Overall, many here found it very odd and unusual. Oh, well.

cvj said...

With the spread of the above video, looks like We are all Michael Jackson now!

Roy C. Choco, FCD said...

"It is of course difficult to understand why a country like the Philippines, which was attacked by Al Qaeda long before 9/11, only now passed anti-terrorism legislation"

Part of the answer to your question is that our country was ruled by a dictator for 20 years. The dictator used all the powers of the state to further his hold on power. A significant number of Filipinos have become wary of the state using it's legitimate powers in suppressing the rights of it's people. Coupled with the general distrust of the current President and the Philippines is lucky that even a watered down version of the Anti-terrorists law was passed.

Deany Bocobo said...

Roy,
Good point. But ironic. Marcos became dictator by getting rid of laws, especially the biggest One. I think we should see Marcos as a good thing because we shall NEVER AGAIN countenance one such as him. Dictatorship is forever DEAD in our hearts. You don't think very much of the Filipino people, do you?

john marzan said...

it's beginning to happen. from mlq3:

Moreover, a breakdown of the negotiations and the cease-fire likely would confront the Bush Administration with policy decisions regarding a U.S. role in a wider war.
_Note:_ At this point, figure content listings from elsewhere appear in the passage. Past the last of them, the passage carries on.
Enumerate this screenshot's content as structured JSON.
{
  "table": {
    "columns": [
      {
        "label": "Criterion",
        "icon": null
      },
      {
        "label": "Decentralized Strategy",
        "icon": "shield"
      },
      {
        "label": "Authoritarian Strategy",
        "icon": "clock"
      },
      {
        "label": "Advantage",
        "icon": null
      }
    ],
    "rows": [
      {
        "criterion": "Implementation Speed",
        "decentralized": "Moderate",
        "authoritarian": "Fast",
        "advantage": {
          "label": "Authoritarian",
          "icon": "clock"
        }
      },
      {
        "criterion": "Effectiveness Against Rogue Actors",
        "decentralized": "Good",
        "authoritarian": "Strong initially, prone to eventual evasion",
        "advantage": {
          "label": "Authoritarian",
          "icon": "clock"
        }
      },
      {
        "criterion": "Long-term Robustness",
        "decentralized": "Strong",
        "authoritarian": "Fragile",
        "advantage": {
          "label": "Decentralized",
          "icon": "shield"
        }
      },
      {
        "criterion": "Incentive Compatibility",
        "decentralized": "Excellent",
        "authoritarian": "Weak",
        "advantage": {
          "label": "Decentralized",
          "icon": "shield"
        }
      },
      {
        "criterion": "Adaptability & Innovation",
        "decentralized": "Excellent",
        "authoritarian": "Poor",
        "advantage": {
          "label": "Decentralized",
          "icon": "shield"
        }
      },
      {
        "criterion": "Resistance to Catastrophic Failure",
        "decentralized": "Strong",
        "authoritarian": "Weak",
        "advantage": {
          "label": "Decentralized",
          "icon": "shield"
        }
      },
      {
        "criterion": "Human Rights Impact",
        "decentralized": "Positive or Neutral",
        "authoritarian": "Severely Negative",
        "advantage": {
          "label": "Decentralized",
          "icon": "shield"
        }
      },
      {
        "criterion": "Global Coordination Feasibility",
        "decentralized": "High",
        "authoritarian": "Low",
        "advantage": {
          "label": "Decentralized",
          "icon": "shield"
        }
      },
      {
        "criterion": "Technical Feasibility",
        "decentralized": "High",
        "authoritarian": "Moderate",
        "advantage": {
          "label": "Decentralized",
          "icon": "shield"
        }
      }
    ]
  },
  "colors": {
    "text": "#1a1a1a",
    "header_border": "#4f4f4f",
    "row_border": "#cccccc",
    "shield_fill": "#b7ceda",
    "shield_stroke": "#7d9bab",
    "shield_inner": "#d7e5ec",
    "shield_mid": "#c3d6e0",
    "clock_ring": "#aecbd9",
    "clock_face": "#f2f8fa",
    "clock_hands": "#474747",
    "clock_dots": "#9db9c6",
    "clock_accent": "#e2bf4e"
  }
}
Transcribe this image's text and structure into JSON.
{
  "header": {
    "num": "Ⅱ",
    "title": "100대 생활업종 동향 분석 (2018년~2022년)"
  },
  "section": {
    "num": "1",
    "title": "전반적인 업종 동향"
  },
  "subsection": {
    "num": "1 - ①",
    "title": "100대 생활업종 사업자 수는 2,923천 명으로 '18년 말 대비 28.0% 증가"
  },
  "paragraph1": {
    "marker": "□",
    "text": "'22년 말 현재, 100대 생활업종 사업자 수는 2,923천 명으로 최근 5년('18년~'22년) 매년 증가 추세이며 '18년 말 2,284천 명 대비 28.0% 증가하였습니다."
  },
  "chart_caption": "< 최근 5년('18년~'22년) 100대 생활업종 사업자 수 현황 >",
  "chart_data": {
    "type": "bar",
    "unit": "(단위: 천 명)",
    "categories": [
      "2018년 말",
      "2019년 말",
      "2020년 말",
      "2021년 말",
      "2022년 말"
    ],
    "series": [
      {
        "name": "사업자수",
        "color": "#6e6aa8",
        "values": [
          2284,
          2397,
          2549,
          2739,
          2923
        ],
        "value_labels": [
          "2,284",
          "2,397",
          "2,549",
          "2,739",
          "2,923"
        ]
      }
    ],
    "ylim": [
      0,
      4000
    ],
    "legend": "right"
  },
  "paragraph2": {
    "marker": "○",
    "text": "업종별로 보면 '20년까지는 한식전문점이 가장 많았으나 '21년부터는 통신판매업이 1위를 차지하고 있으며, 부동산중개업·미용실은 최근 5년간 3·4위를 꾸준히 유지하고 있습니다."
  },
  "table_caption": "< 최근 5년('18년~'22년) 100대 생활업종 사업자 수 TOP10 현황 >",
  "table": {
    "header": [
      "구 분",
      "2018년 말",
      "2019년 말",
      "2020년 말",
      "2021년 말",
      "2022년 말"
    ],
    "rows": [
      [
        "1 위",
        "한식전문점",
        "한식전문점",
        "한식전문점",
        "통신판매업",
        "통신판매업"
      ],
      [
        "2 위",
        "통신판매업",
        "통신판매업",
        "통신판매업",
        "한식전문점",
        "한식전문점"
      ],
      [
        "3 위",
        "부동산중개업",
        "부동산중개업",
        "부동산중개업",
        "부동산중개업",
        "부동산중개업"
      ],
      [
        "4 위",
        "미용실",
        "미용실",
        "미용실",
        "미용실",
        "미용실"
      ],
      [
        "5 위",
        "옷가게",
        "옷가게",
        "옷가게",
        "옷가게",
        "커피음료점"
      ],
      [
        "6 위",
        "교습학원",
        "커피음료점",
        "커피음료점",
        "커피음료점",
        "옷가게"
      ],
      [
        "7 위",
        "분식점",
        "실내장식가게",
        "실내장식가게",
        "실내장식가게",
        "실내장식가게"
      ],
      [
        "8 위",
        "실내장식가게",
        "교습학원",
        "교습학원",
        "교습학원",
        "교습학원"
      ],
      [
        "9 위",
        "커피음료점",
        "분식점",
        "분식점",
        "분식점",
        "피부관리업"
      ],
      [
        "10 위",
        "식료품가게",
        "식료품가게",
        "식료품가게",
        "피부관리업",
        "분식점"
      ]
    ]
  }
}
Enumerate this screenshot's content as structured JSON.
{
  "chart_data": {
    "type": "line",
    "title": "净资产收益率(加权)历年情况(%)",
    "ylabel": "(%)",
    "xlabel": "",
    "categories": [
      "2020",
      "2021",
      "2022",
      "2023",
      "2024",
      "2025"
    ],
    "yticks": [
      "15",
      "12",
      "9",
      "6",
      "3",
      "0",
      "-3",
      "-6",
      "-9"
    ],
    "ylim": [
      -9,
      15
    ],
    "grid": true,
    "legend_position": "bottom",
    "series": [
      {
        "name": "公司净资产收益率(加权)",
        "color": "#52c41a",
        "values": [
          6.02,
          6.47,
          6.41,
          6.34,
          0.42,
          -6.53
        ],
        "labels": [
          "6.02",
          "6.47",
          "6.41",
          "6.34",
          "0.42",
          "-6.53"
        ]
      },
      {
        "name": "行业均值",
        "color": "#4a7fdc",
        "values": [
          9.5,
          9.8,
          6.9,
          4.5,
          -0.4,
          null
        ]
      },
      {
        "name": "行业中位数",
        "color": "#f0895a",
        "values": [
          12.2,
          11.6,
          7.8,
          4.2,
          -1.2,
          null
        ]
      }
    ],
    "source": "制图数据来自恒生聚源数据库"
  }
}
The AFP could be expected to propose increased supplies of U.S. arms and military equipment; and it likely would argue for a more direct U.S. military role. The Philippine government might change its previous policy of opposition to a U.S. military role against the MILF and encourage U.S. actions against the MILF at least in a role similar to that in the joint operations against Abu Sayyaf.

dean, do you think the US should have a more active and direct role against the MILF? is it a smart thing for them to do?

(but one thing that may get the US more involved ay kung tinarget ang US troops ng terrorist attack sa mindanao.)